Charles River, Ori Biotech Cell Therapy Manufacturing Platform Collaboration Yields Promising Results

Charles River Laboratories, headquartered in Wilmington, Mass., and Ori Biotech, a manufacturing technology company with hubs in London and Philadelphia, jointly announced on Sept. 18, 2024, some results of a collaboration between the two companies that began earlier in 2024, with Charles River using Ori’s LightSpeed Early Access Program to access Ori’s next-generation cell and gene therapy manufacturing platform, known as IRO (1).

Head-to-head process runs compared IRO’s biological performance to a process optimized by Charles River specifically for chimeric antigen receptor (CAR)-T cell therapy, over two years, with an alternative manufacturing technology.
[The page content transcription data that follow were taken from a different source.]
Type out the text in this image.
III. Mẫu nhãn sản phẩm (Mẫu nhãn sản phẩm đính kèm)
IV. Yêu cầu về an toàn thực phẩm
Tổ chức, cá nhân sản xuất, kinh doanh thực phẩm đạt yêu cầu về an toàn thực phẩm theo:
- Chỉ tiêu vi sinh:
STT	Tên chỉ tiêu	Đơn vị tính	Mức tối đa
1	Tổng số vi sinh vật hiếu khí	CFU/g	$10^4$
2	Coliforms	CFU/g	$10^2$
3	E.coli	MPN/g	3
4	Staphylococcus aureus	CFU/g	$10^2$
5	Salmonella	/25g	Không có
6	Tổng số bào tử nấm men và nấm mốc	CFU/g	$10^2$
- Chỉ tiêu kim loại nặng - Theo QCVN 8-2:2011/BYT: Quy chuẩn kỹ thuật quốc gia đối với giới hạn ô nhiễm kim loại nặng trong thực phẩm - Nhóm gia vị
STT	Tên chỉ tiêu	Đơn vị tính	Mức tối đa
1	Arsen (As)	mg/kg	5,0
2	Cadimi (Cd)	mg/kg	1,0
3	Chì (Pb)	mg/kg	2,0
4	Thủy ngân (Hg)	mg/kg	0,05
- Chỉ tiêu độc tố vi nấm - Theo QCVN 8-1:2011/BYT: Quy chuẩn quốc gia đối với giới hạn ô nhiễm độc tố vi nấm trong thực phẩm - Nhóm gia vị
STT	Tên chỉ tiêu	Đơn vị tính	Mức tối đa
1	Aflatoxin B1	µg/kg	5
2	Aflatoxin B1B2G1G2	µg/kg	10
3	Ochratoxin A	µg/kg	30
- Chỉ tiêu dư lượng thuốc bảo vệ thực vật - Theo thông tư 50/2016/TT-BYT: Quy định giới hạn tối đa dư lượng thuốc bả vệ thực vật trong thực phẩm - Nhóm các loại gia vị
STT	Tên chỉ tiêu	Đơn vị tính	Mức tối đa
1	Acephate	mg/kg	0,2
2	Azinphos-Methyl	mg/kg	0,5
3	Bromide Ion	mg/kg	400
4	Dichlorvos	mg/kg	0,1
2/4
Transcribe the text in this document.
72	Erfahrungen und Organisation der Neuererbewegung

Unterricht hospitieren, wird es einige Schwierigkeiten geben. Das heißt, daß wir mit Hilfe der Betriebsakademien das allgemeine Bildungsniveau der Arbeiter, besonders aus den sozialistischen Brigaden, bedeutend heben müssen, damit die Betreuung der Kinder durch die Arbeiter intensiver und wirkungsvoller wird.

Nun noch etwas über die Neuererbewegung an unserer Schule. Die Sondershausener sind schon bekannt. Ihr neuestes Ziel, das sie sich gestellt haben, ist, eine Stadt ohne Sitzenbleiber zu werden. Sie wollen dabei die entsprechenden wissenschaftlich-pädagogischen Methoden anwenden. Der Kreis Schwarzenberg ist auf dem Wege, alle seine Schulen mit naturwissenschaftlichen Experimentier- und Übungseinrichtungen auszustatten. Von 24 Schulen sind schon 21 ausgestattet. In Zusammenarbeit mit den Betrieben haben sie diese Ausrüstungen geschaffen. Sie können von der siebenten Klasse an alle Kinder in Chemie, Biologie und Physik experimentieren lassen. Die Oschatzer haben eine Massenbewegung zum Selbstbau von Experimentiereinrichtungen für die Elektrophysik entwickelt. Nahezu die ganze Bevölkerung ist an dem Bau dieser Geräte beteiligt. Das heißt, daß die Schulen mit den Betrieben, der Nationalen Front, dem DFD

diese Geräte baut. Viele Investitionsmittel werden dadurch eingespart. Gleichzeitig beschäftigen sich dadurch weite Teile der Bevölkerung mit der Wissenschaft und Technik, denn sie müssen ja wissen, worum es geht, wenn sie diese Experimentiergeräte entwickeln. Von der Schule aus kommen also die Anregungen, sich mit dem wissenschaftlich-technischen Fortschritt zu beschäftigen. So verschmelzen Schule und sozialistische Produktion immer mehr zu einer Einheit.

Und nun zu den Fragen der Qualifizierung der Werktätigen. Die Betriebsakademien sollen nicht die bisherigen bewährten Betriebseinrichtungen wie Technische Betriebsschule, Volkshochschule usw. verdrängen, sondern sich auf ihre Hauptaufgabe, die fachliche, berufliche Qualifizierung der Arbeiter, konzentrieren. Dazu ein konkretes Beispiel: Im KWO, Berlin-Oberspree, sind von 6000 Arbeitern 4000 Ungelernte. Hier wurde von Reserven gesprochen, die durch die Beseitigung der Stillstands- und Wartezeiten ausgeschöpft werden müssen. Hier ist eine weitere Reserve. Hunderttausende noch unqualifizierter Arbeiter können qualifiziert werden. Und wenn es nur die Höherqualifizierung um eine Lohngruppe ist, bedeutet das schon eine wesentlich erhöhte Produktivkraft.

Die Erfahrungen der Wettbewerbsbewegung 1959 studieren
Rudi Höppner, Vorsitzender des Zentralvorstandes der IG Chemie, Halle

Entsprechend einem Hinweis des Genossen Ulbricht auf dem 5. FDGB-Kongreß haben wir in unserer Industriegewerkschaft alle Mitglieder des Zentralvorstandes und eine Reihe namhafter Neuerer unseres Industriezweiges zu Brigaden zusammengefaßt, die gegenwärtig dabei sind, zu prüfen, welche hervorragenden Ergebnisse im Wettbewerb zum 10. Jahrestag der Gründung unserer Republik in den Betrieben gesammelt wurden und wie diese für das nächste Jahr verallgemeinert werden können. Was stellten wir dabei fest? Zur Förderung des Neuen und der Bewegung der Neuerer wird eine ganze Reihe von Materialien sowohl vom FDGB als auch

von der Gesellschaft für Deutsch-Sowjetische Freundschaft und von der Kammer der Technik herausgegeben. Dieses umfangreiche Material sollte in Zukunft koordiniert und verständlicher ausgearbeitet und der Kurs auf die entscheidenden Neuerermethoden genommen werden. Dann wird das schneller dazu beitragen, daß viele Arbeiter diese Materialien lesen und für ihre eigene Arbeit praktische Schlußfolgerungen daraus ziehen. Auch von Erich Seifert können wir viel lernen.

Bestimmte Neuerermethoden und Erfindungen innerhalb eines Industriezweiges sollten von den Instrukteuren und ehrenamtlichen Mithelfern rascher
The Ori Biotech platform’s performance outdistanced the legacy technology, Prodigy, with an average of 51% CAR+ expression and 2.1 billion total CAR+ cells, in a seven- to eight-day process, versus 1.6 billion CAR+ cells in the legacy technology, according to the press release (1).

“We are excited to share [these] data from our ongoing partnership with Charles River, showcasing the IRO platform’s ability to simultaneously deliver both superior biological performance and the benefits of automation,” said Jason C. Foster, CEO of Ori Biotech, in a press release (1). “For too long, therapy developers have had to sacrifice biological performance for automation, but not anymore. IRO automates better biology to solve critical manufacturing bottlenecks and improve product viability by dramatically increasing throughput, decreasing COGS [cost of goods sold], and reducing batch failures, with the ultimate goal of enabling widespread patient access to life-saving cell and gene therapies.”

Ori Biotech’s website said IRO is compatible with all suspension cell therapies, has achieved higher transduction efficiency and cell yields than the contemporary “gold standard” cell expansion system, reduces manufacturing process times by an average of one to two days, and mitigates risk of process change and comparability between the clinical and commercial stage (2). The company said the platform is good manufacturing practice (GMP)-ready—enabling manufacturing in GMP Grade C or D cleanrooms—and 21 Code of Federal Regulations (CFR) Part 11 compliant, able to increase throughput per square foot to the tune of approximately 1000 doses per year in 1000 sq. ft.

“Charles River’s work with Ori is part of a larger commitment to improve and scale advanced therapies through the adoption of cutting-edge closed and automated platforms to meet the growing patient demand for life-saving therapies,” Matthew Hewitt, PhD, vice president, CTO Manufacturing Business Division, Charles River, said in the press release. “The test of Ori’s new IRO platform using head-to-head process transfer runs shows promising results and provides therapeutic developers another option for manufacturing and helps to address the manufacturing bottleneck challenge.”

To put some numbers on the advantages the two companies’ executives touted, Ori Biotech said that IRO has the potential to reduce labor up to 70%, cut cost of goods by up to 50%, reduce processing times by approximately 25%, and reduce tech transfer times from months to weeks (1).

References

1. Ori Biotech. Ori Biotech and Charles River Laboratories Collaborate to Accelerate Life-Saving Cell and Gene Therapy Development and Manufacturing. Press Release. Sept. 18, 2024.

2. Ori Biotech. IRO. oribiotech.com/iro (accessed Sept. 23, 2024).